MES CONSEILS SONT MIS GRACIEUSEMENT A VOTRE DISPOSITION POUR LECTURE - IL EST INTERDIT DE LES RECOPIER SUR VOTRE SITE OU DE LES RECUPERER POUR D'AUTRES USAGES QUE VOTRE USAGE PERSONNEL - TOUS MES ARTICLES SONT COPYRIGHT- MERCI DE LE RESPECTER.

Déficience en Pyruvate Kinase du chat (et aussi du chien) par ANTAGENE - JUILLET 2014
 

La Déficience en Pyruvate Kinase conduit à une anémie plus ou moins grave selon les individus. Un test ADN fiable, appelé test PKDef permet au propriétaire de dépister précocement son chat susceptible de développer cette maladie, et permet à l’éleveur de sélectionner les reproducteurs pour éviter de faire naitre des chatons atteints et de propager la maladie.

Une maladie héréditaire
La Déficience en Pyruvate Kinase se traduit par l’absence de l’enzyme pyruvate kinase entrainant une destruction précoce des globules rouges. Il en résulte une anémie plus ou moins grave selon les individus.
Cette maladie concerne principalement les races suivantes : Abyssin, Somali, Singapura, Bengal, Maine Coon, Sibérien.
Les symptômes observés sont ceux d’une anémie classique : léthargie, diarrhée, muqueuses pales, perte d’appétit, perte de poids, jaunisse et trouble du comportement alimentaire.
L’âge d’apparition des symptômes est variable d’un individu à un autre.
Dans la plupart des cas, l’animal arrive à compenser biologiquement son anémie. Des symptômes modérés peuvent se manifester de façon intermittente, lors d’une période de stress environnemental (changement de saison…) ou physiologique (gestation, affaiblissement…). Enfin, les cas les plus légers se manifestent lors du vieillissement du chat..
Quelques rares cas déclarent une forme sévère précocement.

Une maladie fréquente
Environ 23% des Bengal, 12% des Maine Coon et 10% des Abyssins sont porteurs de la mutation génétique responsable de la Déficience en Pyruvate Kinase.
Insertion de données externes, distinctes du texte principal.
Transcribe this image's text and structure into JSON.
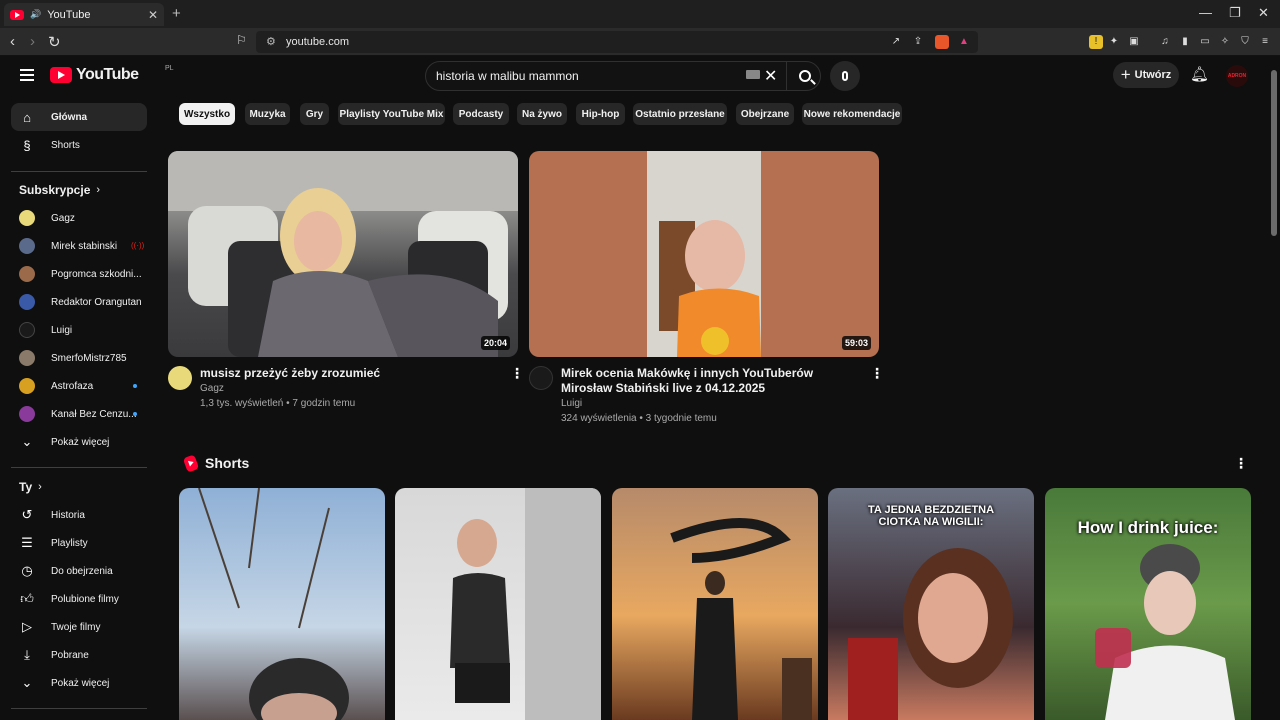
{
  "browser": {
    "tab_title": "YouTube",
    "url": "youtube.com"
  },
  "header": {
    "logo_text": "YouTube",
    "country_code": "PL",
    "search_value": "historia w malibu mammon",
    "create_label": "Utwórz",
    "avatar_text": "ADRON"
  },
  "sidebar": {
    "main": [
      {
        "label": "Główna",
        "icon": "home-icon",
        "active": true
      },
      {
        "label": "Shorts",
        "icon": "shorts-icon",
        "active": false
      }
    ],
    "subscriptions_heading": "Subskrypcje",
    "subscriptions": [
      {
        "label": "Gagz",
        "color": "#e8d97a"
      },
      {
        "label": "Mirek stabinski",
        "color": "#5a6a8a",
        "live": true
      },
      {
        "label": "Pogromca szkodni...",
        "color": "#9a6a4a"
      },
      {
        "label": "Redaktor Orangutan",
        "color": "#3a5aa8"
      },
      {
        "label": "Luigi",
        "color": "#1a1a1a"
      },
      {
        "label": "SmerfoMistrz785",
        "color": "#8a7a6a"
      },
      {
        "label": "Astrofaza",
        "color": "#d8a020",
        "new": true
      },
      {
        "label": "Kanał Bez Cenzu...",
        "color": "#8a3a9a",
        "new": true
      }
    ],
    "show_more": "Pokaż więcej",
    "you_heading": "Ty",
    "you_items": [
      {
        "label": "Historia",
        "icon": "history-icon"
      },
      {
        "label": "Playlisty",
        "icon": "playlist-icon"
      },
      {
        "label": "Do obejrzenia",
        "icon": "watch-later-icon"
      },
      {
        "label": "Polubione filmy",
        "icon": "like-icon"
      },
      {
        "label": "Twoje filmy",
        "icon": "your-videos-icon"
      },
      {
        "label": "Pobrane",
        "icon": "download-icon"
      }
    ],
    "show_more_2": "Pokaż więcej"
  },
  "chips": [
    "Wszystko",
    "Muzyka",
    "Gry",
    "Playlisty YouTube Mix",
    "Podcasty",
    "Na żywo",
    "Hip-hop",
    "Ostatnio przesłane",
    "Obejrzane",
    "Nowe rekomendacje"
  ],
  "videos": [
    {
      "title": "musisz przeżyć żeby zrozumieć",
      "channel": "Gagz",
      "meta": "1,3 tys. wyświetleń • 7 godzin temu",
      "duration": "20:04"
    },
    {
      "title": "Mirek ocenia Makówkę i innych YouTuberów Mirosław Stabiński live z 04.12.2025",
      "channel": "Luigi",
      "meta": "324 wyświetlenia • 3 tygodnie temu",
      "duration": "59:03"
    }
  ],
  "shorts": {
    "heading": "Shorts",
    "items": [
      {
        "overlay": ""
      },
      {
        "overlay": ""
      },
      {
        "overlay": ""
      },
      {
        "overlay": "TA JEDNA BEZDZIETNA CIOTKA NA WIGILII:"
      },
      {
        "overlay": "How I drink juice:"
      }
    ]
  }
}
Un chat reproducteur qui est porteur sain, ne développe pas la maladie mais la transmets à 50% de sa descendance. L’éleveur non sensibilisé à la Déficience en Pyruvate Kinase peut accoupler des reproducteurs porteurs de la mutation et faire naitre des chatons atteints.
Un étalon, porteur de la mutation et qui se reproduit beaucoup, propage alors la maladie au sein de la race et contribue à augmenter la fréquence de la mutation et à multiplier le nombre de chatons atteints.
La Déficience en Pyruvate Kinase touchent de nombreuses races de chats, la maladie est assez fréquente pour les races suivantes :
Abyssin, Somali, Singapura, Bengal, Maine Coon, Sibérien mais peut concerner potentiellement toutes les races de chat.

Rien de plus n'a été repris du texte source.